GFF 2010: Fashion, Film and Rebellion

Marco Wilms' documentary Comrade Couture explores the underground fashion scene in former East Berlin.

Feature by Becky Bartlett | 25 Feb 2010

Hear the term “fashion capital of the world” and immediately thoughts go to Paris, Milan, New York, even Tokyo. Berlin? It's probably not top of the list. But fashion – high fashion, couture – is about experimentation, rebellion, the new radical idea, and the creative types in Germany have had a lot to rebel against.

When the Wall was still up, splitting the city in two, people in East Berlin found a way of expressing their creativity through fashion. It was a dangerous movement to be involved in, with the threat of arrest always looming over the heads of these designers and radicals. This was a communist state, yet these people were creating extravagant, outrageous and unique objects not meant for the every-man, not meant to be worn to work or the shops – they were creating their own form of art.

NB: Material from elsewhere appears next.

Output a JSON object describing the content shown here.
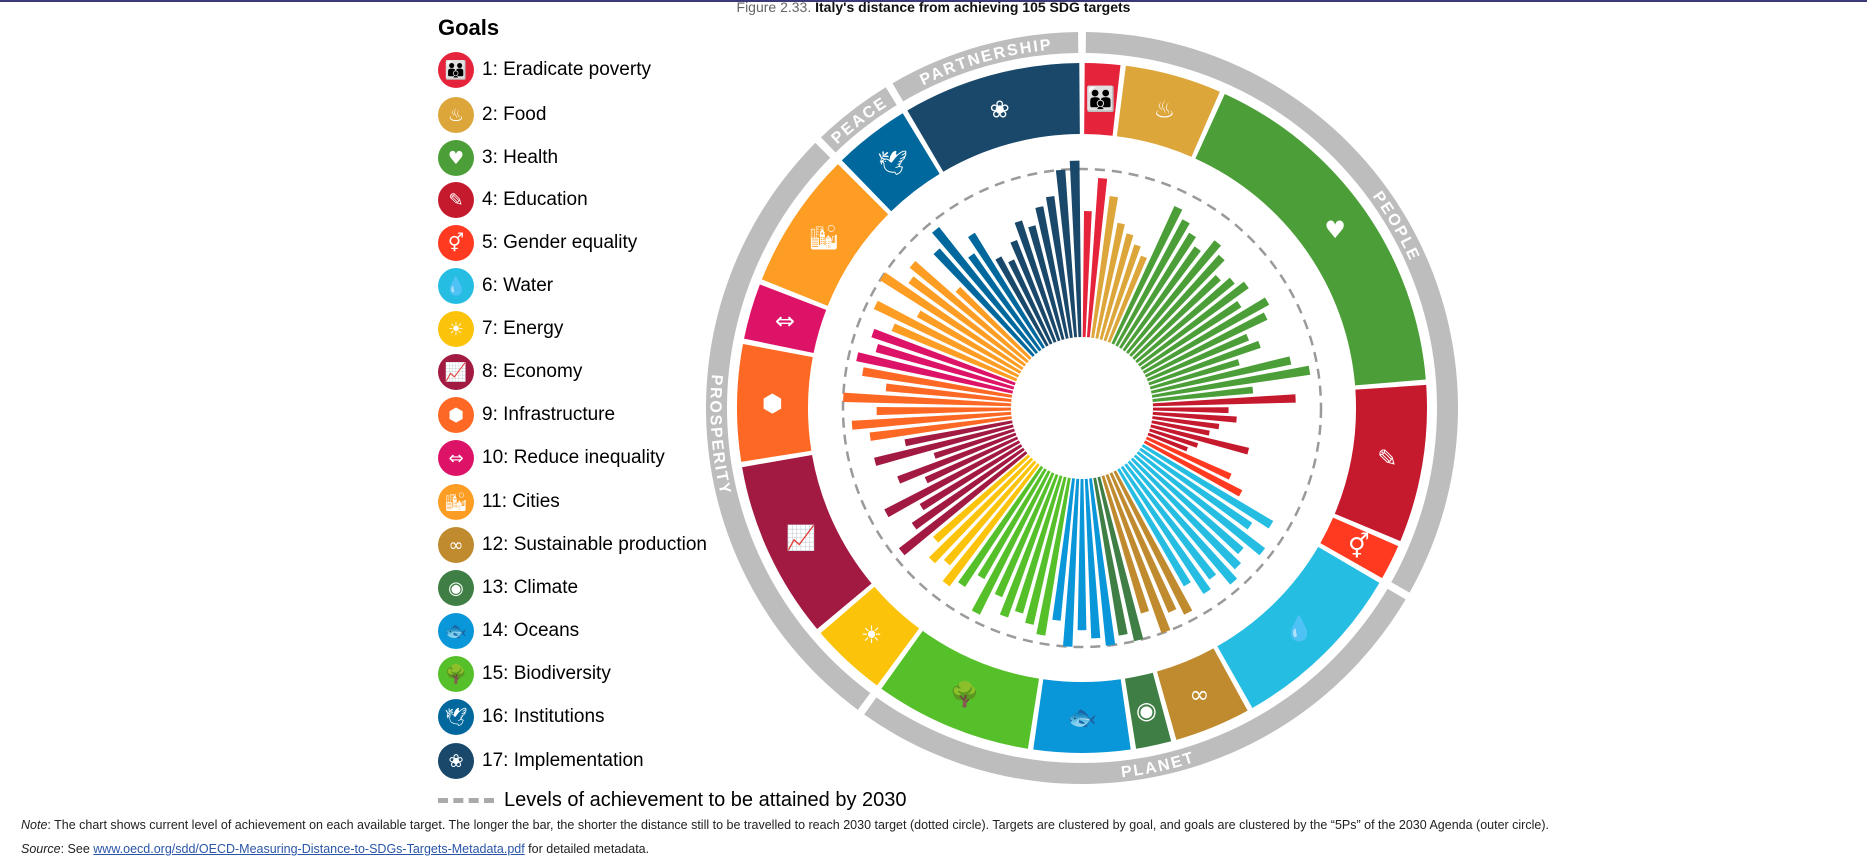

This high fashion rebellion has been documented in Comrade Couture, a film by Marco Wilms who was himself labelled 'an enemy of the state' as a teenager. Highly praised at Berlin International Film Festival, the documentary shows that despite the government's ideals at the time, people were not afraid to express themselves and, in the face of this stubborn rejection of individuality, dreamt up more iconic and radical conceptions. Their haute couture was created from striped shower curtains and hospital intestine storage bags, and “everything was about sex”.

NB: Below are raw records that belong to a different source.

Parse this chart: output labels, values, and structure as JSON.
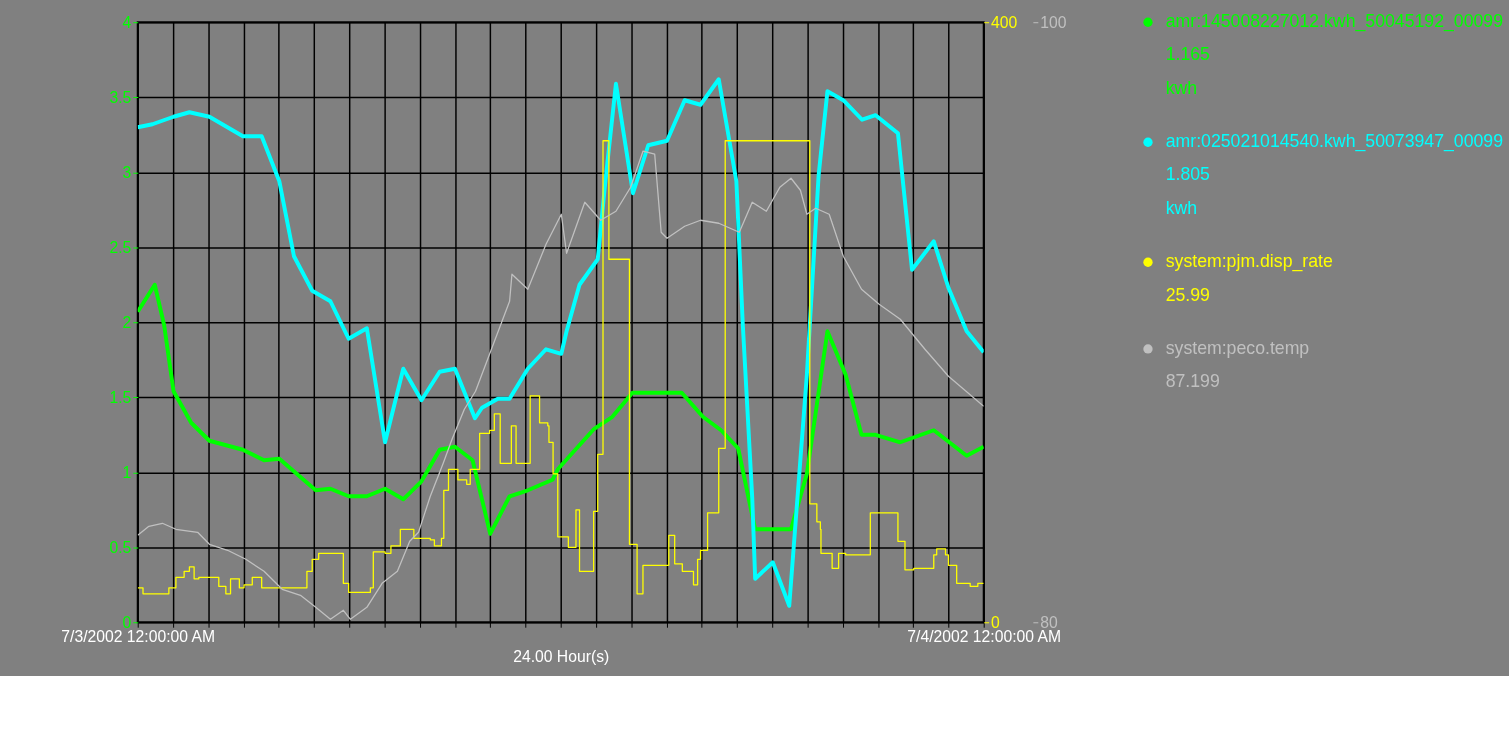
{
  "chart_data": {
    "type": "line",
    "xlabel": "24.00 Hour(s)",
    "xlim": [
      "2002-07-03T00:00",
      "2002-07-04T00:00"
    ],
    "xticks": [
      {
        "value": "2002-07-03T00:00",
        "label": "7/3/2002 12:00:00 AM"
      },
      {
        "value": "2002-07-03T01:00",
        "label": null
      },
      {
        "value": "2002-07-03T02:00",
        "label": null
      },
      {
        "value": "2002-07-03T03:00",
        "label": null
      },
      {
        "value": "2002-07-03T04:00",
        "label": null
      },
      {
        "value": "2002-07-03T05:00",
        "label": null
      },
      {
        "value": "2002-07-03T06:00",
        "label": null
      },
      {
        "value": "2002-07-03T07:00",
        "label": null
      },
      {
        "value": "2002-07-03T08:00",
        "label": null
      },
      {
        "value": "2002-07-03T09:00",
        "label": null
      },
      {
        "value": "2002-07-03T10:00",
        "label": null
      },
      {
        "value": "2002-07-03T11:00",
        "label": null
      },
      {
        "value": "2002-07-03T12:00",
        "label": null
      },
      {
        "value": "2002-07-03T13:00",
        "label": null
      },
      {
        "value": "2002-07-03T14:00",
        "label": null
      },
      {
        "value": "2002-07-03T15:00",
        "label": null
      },
      {
        "value": "2002-07-03T16:00",
        "label": null
      },
      {
        "value": "2002-07-03T17:00",
        "label": null
      },
      {
        "value": "2002-07-03T18:00",
        "label": null
      },
      {
        "value": "2002-07-03T19:00",
        "label": null
      },
      {
        "value": "2002-07-03T20:00",
        "label": null
      },
      {
        "value": "2002-07-03T21:00",
        "label": null
      },
      {
        "value": "2002-07-03T22:00",
        "label": null
      },
      {
        "value": "2002-07-03T23:00",
        "label": null
      },
      {
        "value": "2002-07-04T00:00",
        "label": "7/4/2002 12:00:00 AM"
      }
    ],
    "ylim": [
      0,
      4
    ],
    "yticks": [
      0,
      0.5,
      1,
      1.5,
      2,
      2.5,
      3,
      3.5,
      4
    ],
    "y2lim": [
      0,
      400
    ],
    "y2ticks": [
      0,
      400
    ],
    "y3lim": [
      80,
      100
    ],
    "y3ticks": [
      80,
      100
    ],
    "grid": true,
    "legend": "right",
    "series": [
      {
        "name": "amr:145008227012.kwh_50045192_00099\n1.165\nkwh",
        "color": "#00ff00",
        "x": [
          "2002-07-03T00:00",
          "2002-07-03T00:29",
          "2002-07-03T00:45",
          "2002-07-03T01:01",
          "2002-07-03T01:31",
          "2002-07-03T02:02",
          "2002-07-03T02:59",
          "2002-07-03T03:35",
          "2002-07-03T04:01",
          "2002-07-03T05:03",
          "2002-07-03T05:28",
          "2002-07-03T05:59",
          "2002-07-03T06:30",
          "2002-07-03T07:01",
          "2002-07-03T07:32",
          "2002-07-03T08:03",
          "2002-07-03T08:34",
          "2002-07-03T09:00",
          "2002-07-03T09:30",
          "2002-07-03T10:00",
          "2002-07-03T10:33",
          "2002-07-03T11:04",
          "2002-07-03T11:46",
          "2002-07-03T11:55",
          "2002-07-03T12:57",
          "2002-07-03T13:28",
          "2002-07-03T14:02",
          "2002-07-03T15:26",
          "2002-07-03T16:02",
          "2002-07-03T16:33",
          "2002-07-03T17:02",
          "2002-07-03T17:31",
          "2002-07-03T18:32",
          "2002-07-03T18:59",
          "2002-07-03T19:34",
          "2002-07-03T20:05",
          "2002-07-03T20:32",
          "2002-07-03T20:56",
          "2002-07-03T21:38",
          "2002-07-03T22:35",
          "2002-07-03T23:31",
          "2002-07-04T00:00"
        ],
        "values": [
          2.07,
          2.25,
          1.98,
          1.54,
          1.33,
          1.21,
          1.15,
          1.08,
          1.09,
          0.88,
          0.89,
          0.84,
          0.84,
          0.89,
          0.82,
          0.94,
          1.15,
          1.17,
          1.08,
          0.59,
          0.84,
          0.88,
          0.95,
          1.02,
          1.29,
          1.37,
          1.53,
          1.53,
          1.37,
          1.28,
          1.16,
          0.62,
          0.62,
          0.99,
          1.94,
          1.65,
          1.25,
          1.25,
          1.2,
          1.28,
          1.11,
          1.17
        ]
      },
      {
        "name": "amr:025021014540.kwh_50073947_00099\n1.805\nkwh",
        "color": "#00ffff",
        "x": [
          "2002-07-03T00:00",
          "2002-07-03T00:25",
          "2002-07-03T01:01",
          "2002-07-03T01:28",
          "2002-07-03T02:02",
          "2002-07-03T02:59",
          "2002-07-03T03:31",
          "2002-07-03T04:01",
          "2002-07-03T04:26",
          "2002-07-03T04:57",
          "2002-07-03T05:28",
          "2002-07-03T05:59",
          "2002-07-03T06:30",
          "2002-07-03T07:01",
          "2002-07-03T07:32",
          "2002-07-03T08:03",
          "2002-07-03T08:34",
          "2002-07-03T09:00",
          "2002-07-03T09:34",
          "2002-07-03T09:46",
          "2002-07-03T10:13",
          "2002-07-03T10:33",
          "2002-07-03T11:04",
          "2002-07-03T11:35",
          "2002-07-03T12:01",
          "2002-07-03T12:10",
          "2002-07-03T12:32",
          "2002-07-03T13:03",
          "2002-07-03T13:15",
          "2002-07-03T13:34",
          "2002-07-03T14:03",
          "2002-07-03T14:29",
          "2002-07-03T15:01",
          "2002-07-03T15:31",
          "2002-07-03T15:58",
          "2002-07-03T16:29",
          "2002-07-03T16:59",
          "2002-07-03T17:10",
          "2002-07-03T17:26",
          "2002-07-03T17:31",
          "2002-07-03T18:01",
          "2002-07-03T18:29",
          "2002-07-03T18:43",
          "2002-07-03T18:59",
          "2002-07-03T19:19",
          "2002-07-03T19:34",
          "2002-07-03T20:01",
          "2002-07-03T20:33",
          "2002-07-03T20:56",
          "2002-07-03T21:34",
          "2002-07-03T21:58",
          "2002-07-03T22:35",
          "2002-07-03T23:00",
          "2002-07-03T23:31",
          "2002-07-04T00:00"
        ],
        "values": [
          3.3,
          3.32,
          3.37,
          3.4,
          3.37,
          3.24,
          3.24,
          2.94,
          2.44,
          2.21,
          2.14,
          1.89,
          1.96,
          1.2,
          1.69,
          1.48,
          1.67,
          1.69,
          1.36,
          1.43,
          1.49,
          1.49,
          1.69,
          1.82,
          1.79,
          1.94,
          2.25,
          2.42,
          2.9,
          3.59,
          2.86,
          3.18,
          3.21,
          3.48,
          3.45,
          3.62,
          2.94,
          1.98,
          0.83,
          0.29,
          0.4,
          0.11,
          0.83,
          1.65,
          2.98,
          3.54,
          3.48,
          3.35,
          3.38,
          3.26,
          2.35,
          2.54,
          2.23,
          1.94,
          1.8
        ]
      },
      {
        "name": "system:pjm.disp_rate\n25.99",
        "color": "#ffff00",
        "type": "step",
        "axis": "y2",
        "x": [
          "2002-07-03T00:00",
          "2002-07-03T00:09",
          "2002-07-03T00:53",
          "2002-07-03T01:05",
          "2002-07-03T01:19",
          "2002-07-03T01:28",
          "2002-07-03T01:36",
          "2002-07-03T01:44",
          "2002-07-03T02:18",
          "2002-07-03T02:30",
          "2002-07-03T02:38",
          "2002-07-03T02:53",
          "2002-07-03T03:01",
          "2002-07-03T03:15",
          "2002-07-03T03:31",
          "2002-07-03T04:48",
          "2002-07-03T04:57",
          "2002-07-03T05:08",
          "2002-07-03T05:50",
          "2002-07-03T05:59",
          "2002-07-03T06:36",
          "2002-07-03T06:41",
          "2002-07-03T07:01",
          "2002-07-03T07:11",
          "2002-07-03T07:27",
          "2002-07-03T07:50",
          "2002-07-03T08:18",
          "2002-07-03T08:25",
          "2002-07-03T08:37",
          "2002-07-03T08:41",
          "2002-07-03T08:49",
          "2002-07-03T09:05",
          "2002-07-03T09:20",
          "2002-07-03T09:26",
          "2002-07-03T09:42",
          "2002-07-03T09:59",
          "2002-07-03T10:07",
          "2002-07-03T10:17",
          "2002-07-03T10:36",
          "2002-07-03T10:44",
          "2002-07-03T11:08",
          "2002-07-03T11:24",
          "2002-07-03T11:38",
          "2002-07-03T11:40",
          "2002-07-03T11:47",
          "2002-07-03T11:55",
          "2002-07-03T12:13",
          "2002-07-03T12:26",
          "2002-07-03T12:32",
          "2002-07-03T12:56",
          "2002-07-03T13:03",
          "2002-07-03T13:12",
          "2002-07-03T13:22",
          "2002-07-03T13:57",
          "2002-07-03T14:10",
          "2002-07-03T14:20",
          "2002-07-03T15:04",
          "2002-07-03T15:14",
          "2002-07-03T15:27",
          "2002-07-03T15:46",
          "2002-07-03T15:53",
          "2002-07-03T15:58",
          "2002-07-03T16:10",
          "2002-07-03T16:29",
          "2002-07-03T16:40",
          "2002-07-03T19:04",
          "2002-07-03T19:16",
          "2002-07-03T19:22",
          "2002-07-03T19:23",
          "2002-07-03T19:42",
          "2002-07-03T19:53",
          "2002-07-03T20:05",
          "2002-07-03T20:47",
          "2002-07-03T21:34",
          "2002-07-03T21:46",
          "2002-07-03T22:01",
          "2002-07-03T22:35",
          "2002-07-03T22:40",
          "2002-07-03T22:55",
          "2002-07-03T23:00",
          "2002-07-03T23:14",
          "2002-07-03T23:37",
          "2002-07-03T23:50",
          "2002-07-04T00:00"
        ],
        "values": [
          23,
          19,
          23,
          30,
          34,
          37,
          29,
          30,
          24,
          19,
          29,
          23,
          25,
          30,
          23,
          34,
          42,
          46,
          26,
          20,
          23,
          47,
          46,
          51,
          62,
          56,
          55,
          51,
          56,
          88,
          102,
          95,
          92,
          102,
          126,
          128,
          139,
          106,
          131,
          106,
          151,
          133,
          131,
          120,
          99,
          57,
          50,
          75,
          34,
          74,
          112,
          321,
          242,
          52,
          19,
          38,
          58,
          39,
          34,
          25,
          42,
          48,
          73,
          116,
          321,
          79,
          67,
          62,
          46,
          36,
          46,
          45,
          73,
          54,
          35,
          36,
          45,
          49,
          45,
          38,
          26,
          24,
          26,
          26
        ]
      },
      {
        "name": "system:peco.temp\n87.199",
        "color": "#c0c0c0",
        "axis": "y3",
        "x": [
          "2002-07-03T00:00",
          "2002-07-03T00:19",
          "2002-07-03T00:42",
          "2002-07-03T01:05",
          "2002-07-03T01:42",
          "2002-07-03T02:02",
          "2002-07-03T02:33",
          "2002-07-03T03:04",
          "2002-07-03T03:35",
          "2002-07-03T04:06",
          "2002-07-03T04:37",
          "2002-07-03T05:03",
          "2002-07-03T05:28",
          "2002-07-03T05:50",
          "2002-07-03T06:02",
          "2002-07-03T06:30",
          "2002-07-03T06:56",
          "2002-07-03T07:22",
          "2002-07-03T07:43",
          "2002-07-03T07:58",
          "2002-07-03T08:18",
          "2002-07-03T08:40",
          "2002-07-03T08:55",
          "2002-07-03T09:16",
          "2002-07-03T09:35",
          "2002-07-03T10:33",
          "2002-07-03T10:37",
          "2002-07-03T11:04",
          "2002-07-03T11:35",
          "2002-07-03T12:01",
          "2002-07-03T12:10",
          "2002-07-03T12:41",
          "2002-07-03T13:08",
          "2002-07-03T13:34",
          "2002-07-03T13:59",
          "2002-07-03T14:20",
          "2002-07-03T14:40",
          "2002-07-03T14:51",
          "2002-07-03T15:01",
          "2002-07-03T15:31",
          "2002-07-03T15:58",
          "2002-07-03T16:29",
          "2002-07-03T17:04",
          "2002-07-03T17:26",
          "2002-07-03T17:50",
          "2002-07-03T18:13",
          "2002-07-03T18:32",
          "2002-07-03T18:48",
          "2002-07-03T18:59",
          "2002-07-03T19:14",
          "2002-07-03T19:37",
          "2002-07-03T20:01",
          "2002-07-03T20:32",
          "2002-07-03T21:02",
          "2002-07-03T21:38",
          "2002-07-03T22:20",
          "2002-07-03T23:00",
          "2002-07-04T00:00"
        ],
        "values": [
          82.9,
          83.2,
          83.3,
          83.1,
          83.0,
          82.6,
          82.4,
          82.1,
          81.7,
          81.1,
          80.9,
          80.5,
          80.1,
          80.4,
          80.1,
          80.5,
          81.3,
          81.7,
          82.7,
          83.0,
          84.2,
          85.3,
          86.1,
          87.1,
          87.7,
          90.7,
          91.6,
          91.1,
          92.6,
          93.6,
          92.3,
          94.0,
          93.4,
          93.7,
          94.5,
          95.7,
          95.6,
          93.0,
          92.8,
          93.2,
          93.4,
          93.3,
          93.0,
          94.0,
          93.7,
          94.5,
          94.8,
          94.4,
          93.6,
          93.8,
          93.6,
          92.2,
          91.1,
          90.6,
          90.1,
          89.1,
          88.2,
          87.2
        ]
      }
    ]
  }
}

The great, memorable fashion shows aren't just a vehicle for blank-faced models to walk down a runway, they have an element of the theatrical. And in Berlin, if there was a possibility of getting a criminal record as a result of your art, you may as well go all out. Fashion shows were huge, conceptual affairs, with specially composed music and hundreds of performers, all carefully designed as an innovative two-fingered salute to the imposing, conservative state. As designer Frank Schäfer (featured in the documentary) states, “we were an incredible liberation for many young people”.

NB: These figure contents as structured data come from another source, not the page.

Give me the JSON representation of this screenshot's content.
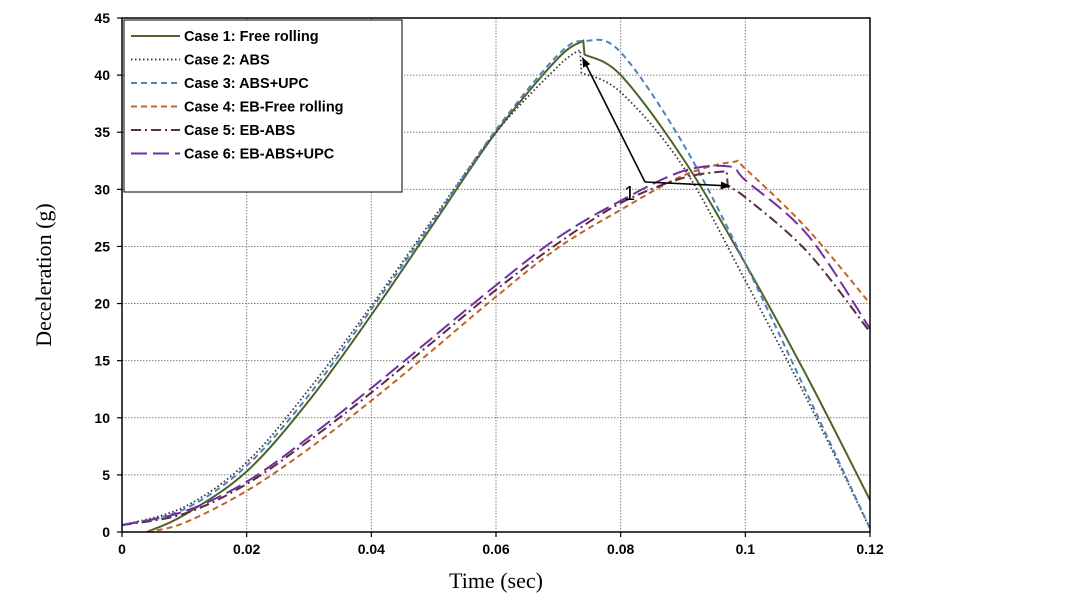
{
  "chart_data": {
    "type": "line",
    "title": "",
    "xlabel": "Time (sec)",
    "ylabel": "Deceleration (g)",
    "xlim": [
      0,
      0.12
    ],
    "ylim": [
      0,
      45
    ],
    "x_ticks": [
      0,
      0.02,
      0.04,
      0.06,
      0.08,
      0.1,
      0.12
    ],
    "x_tick_labels": [
      "0",
      "0.02",
      "0.04",
      "0.06",
      "0.08",
      "0.1",
      "0.12"
    ],
    "y_ticks": [
      0,
      5,
      10,
      15,
      20,
      25,
      30,
      35,
      40,
      45
    ],
    "y_tick_labels": [
      "0",
      "5",
      "10",
      "15",
      "20",
      "25",
      "30",
      "35",
      "40",
      "45"
    ],
    "grid": true,
    "legend_position": "top-left",
    "series": [
      {
        "name": "Case 1: Free rolling",
        "color": "#4f6228",
        "dash": "solid",
        "x": [
          0.004,
          0.01,
          0.02,
          0.03,
          0.04,
          0.05,
          0.06,
          0.07,
          0.074,
          0.0742,
          0.08,
          0.09,
          0.1,
          0.11,
          0.12
        ],
        "y": [
          0,
          1.5,
          5.3,
          11.5,
          19.0,
          27.0,
          35.0,
          41.5,
          43.0,
          41.8,
          40.0,
          32.7,
          23.5,
          13.5,
          2.8
        ]
      },
      {
        "name": "Case 2: ABS",
        "color": "#333333",
        "dash": "dotted",
        "x": [
          0,
          0.01,
          0.02,
          0.03,
          0.04,
          0.05,
          0.06,
          0.07,
          0.0735,
          0.0737,
          0.08,
          0.09,
          0.1,
          0.11,
          0.12
        ],
        "y": [
          0.6,
          2.2,
          6.1,
          12.5,
          19.8,
          27.5,
          35.0,
          40.8,
          42.2,
          40.2,
          38.5,
          32.0,
          22.0,
          11.5,
          0.3
        ]
      },
      {
        "name": "Case 3: ABS+UPC",
        "color": "#4f81bd",
        "dash": "dashed",
        "x": [
          0,
          0.01,
          0.02,
          0.03,
          0.04,
          0.05,
          0.06,
          0.07,
          0.0745,
          0.08,
          0.09,
          0.1,
          0.11,
          0.12
        ],
        "y": [
          0.6,
          2.0,
          5.8,
          12.0,
          19.5,
          27.3,
          35.2,
          41.8,
          43.0,
          42.0,
          34.0,
          23.5,
          12.0,
          0.3
        ]
      },
      {
        "name": "Case 4: EB-Free rolling",
        "color": "#c0652a",
        "dash": "dashed",
        "x": [
          0.004,
          0.01,
          0.02,
          0.03,
          0.04,
          0.05,
          0.06,
          0.07,
          0.08,
          0.09,
          0.098,
          0.1,
          0.11,
          0.12
        ],
        "y": [
          0,
          0.8,
          3.6,
          7.3,
          11.5,
          16.0,
          20.6,
          24.9,
          28.2,
          31.2,
          32.4,
          31.8,
          26.5,
          20.0
        ]
      },
      {
        "name": "Case 5: EB-ABS",
        "color": "#5a2d40",
        "dash": "dashdot",
        "x": [
          0,
          0.01,
          0.02,
          0.03,
          0.04,
          0.05,
          0.06,
          0.07,
          0.08,
          0.09,
          0.097,
          0.0972,
          0.1,
          0.11,
          0.12
        ],
        "y": [
          0.6,
          1.6,
          4.2,
          8.0,
          12.2,
          16.7,
          21.2,
          25.3,
          28.8,
          31.0,
          31.6,
          30.2,
          29.3,
          24.5,
          17.5
        ]
      },
      {
        "name": "Case 6: EB-ABS+UPC",
        "color": "#7030a0",
        "dash": "longdash",
        "x": [
          0,
          0.01,
          0.02,
          0.03,
          0.04,
          0.05,
          0.06,
          0.07,
          0.08,
          0.09,
          0.0975,
          0.1,
          0.11,
          0.12
        ],
        "y": [
          0.6,
          1.8,
          4.4,
          8.3,
          12.6,
          17.1,
          21.6,
          25.8,
          29.0,
          31.6,
          32.0,
          30.8,
          26.0,
          17.8
        ]
      }
    ],
    "annotations": [
      {
        "text": "1",
        "arrow_targets": [
          [
            0.0739,
            41.5
          ],
          [
            0.0975,
            30.3
          ]
        ]
      }
    ]
  }
}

Now Comrade Couture, showing as part of an SWG3 night with Edinburgh-based event planner Noir!, is the centrepiece of FashionArtFilm, a strand of Glasgow Film Festival focussed on “showcasing and nurturing new emerging talent, and …promoting the city as a national and international centre for the creative industries”. Fittingly for a film documenting people's fight against conservatism, it is now the showpiece of a strand embracing and encouraging personal creativity.

 

Comrade Couture with SWG3 & Noir! is showing as part of Glasgow Film Festival 2010.